Enhanced Intracellular Protein Transduction by Sequence Defined Tetra‐Oleoyl Oligoaminoamides Targeted for Cancer Therapy

Abstract

Intracellular protein delivery presents a novel promising prospect for cell biology research and cancer therapy. However, inefficient cellular uptake and lysosomal sequestration hinder productive protein delivery into the cytosol. Here, a library of 16 preselected sequence‐defined oligoaminoamide oligomers is evaluated for intracellular protein delivery. All oligomers, containing polyethylene glycol (PEG) for shielding and optionally folic acid as targeting ligand, manifest cellular internalization of disulfide‐conjugated enhanced green fluorescent protein (EGFP). However, only a PEGylated folate‐receptor targeted two‐arm oligomer (729) containing both arms terminally modified with two oleic acids shows persistent intracellular protein survival and nuclear import of nlsEGFP (which contains a nuclear localization sequence) in folate‐receptor‐positive KB carcinoma cells, validating both effective endolysosomal escape and following subcellular transport.
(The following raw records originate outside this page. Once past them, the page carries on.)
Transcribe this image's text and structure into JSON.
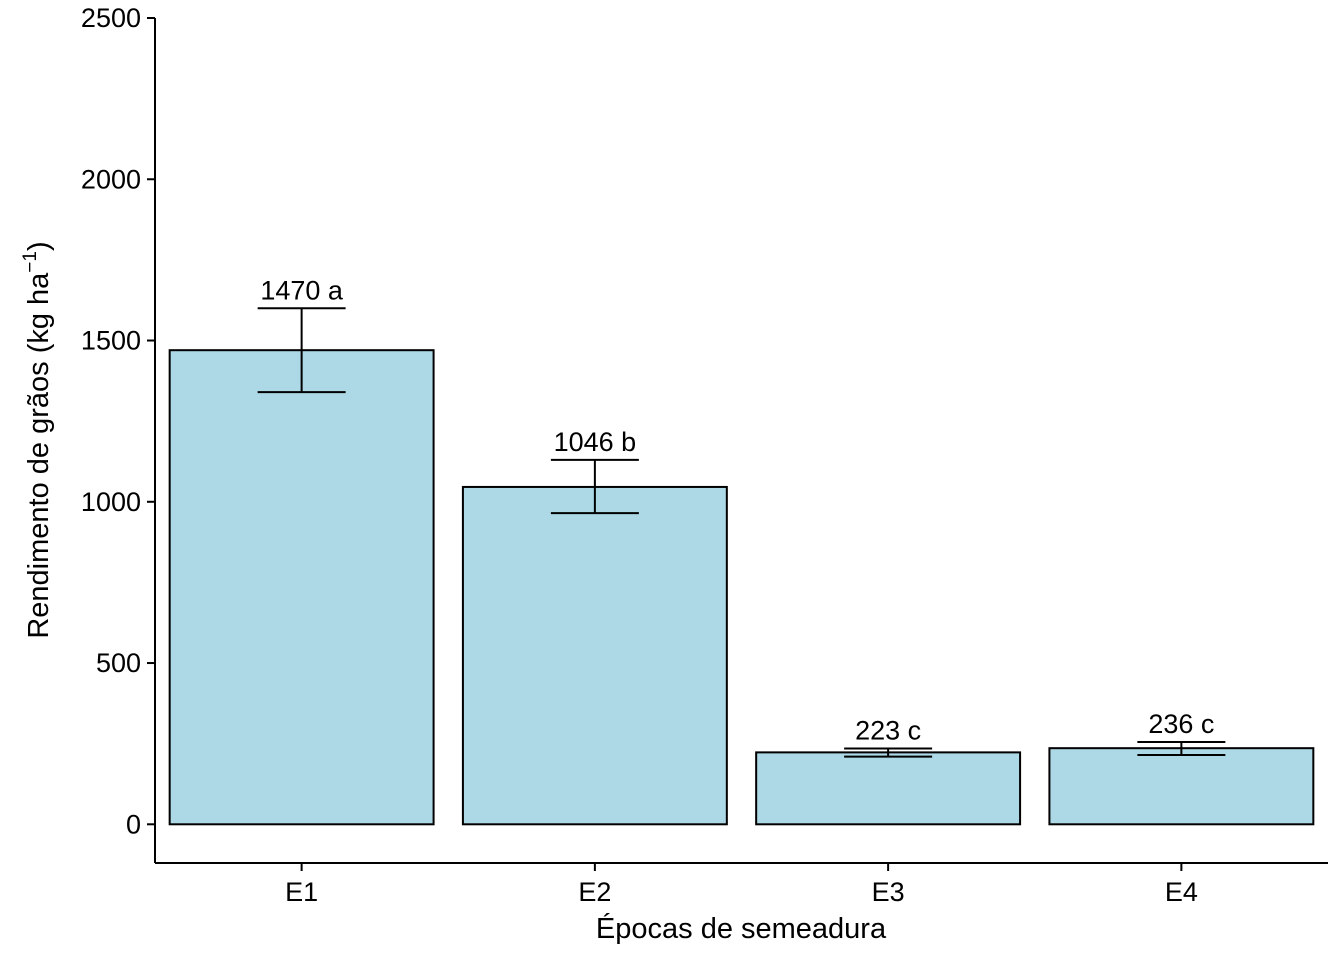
{
  "chart_data": {
    "type": "bar",
    "categories": [
      "E1",
      "E2",
      "E3",
      "E4"
    ],
    "values": [
      1470,
      1046,
      223,
      236
    ],
    "error_low": [
      1340,
      965,
      210,
      215
    ],
    "error_high": [
      1600,
      1130,
      235,
      255
    ],
    "bar_labels": [
      "1470 a",
      "1046 b",
      "223 c",
      "236 c"
    ],
    "title": "",
    "xlabel": "Épocas de semeadura",
    "ylabel_main": "Rendimento de grãos (kg ha",
    "ylabel_sup": "−1",
    "ylabel_close": ")",
    "ylim": [
      -120,
      2500
    ],
    "yticks": [
      0,
      500,
      1000,
      1500,
      2000,
      2500
    ],
    "ytick_labels": [
      "0",
      "500",
      "1000",
      "1500",
      "2000",
      "2500"
    ],
    "grid": false,
    "legend": "none",
    "bar_color": "#add8e6",
    "outline_color": "#000000"
  }
}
Furthermore, using ribonuclease A as a therapeutic cargo protein, among the tested oligomers, the oleic acid modified targeted two‐arm oligomers exert the most significant tumor cell killing of KB tumor cells. An investigation of structure–activity relationship elucidates that the incorporated oleic acids play a vital role in the enhanced intracellular protein delivery, by promoting stable formation of 25–35 nm lipo‐oligomer protein nanoparticles and by membrane‐active characteristics facilitating intracellular cytosolic delivery.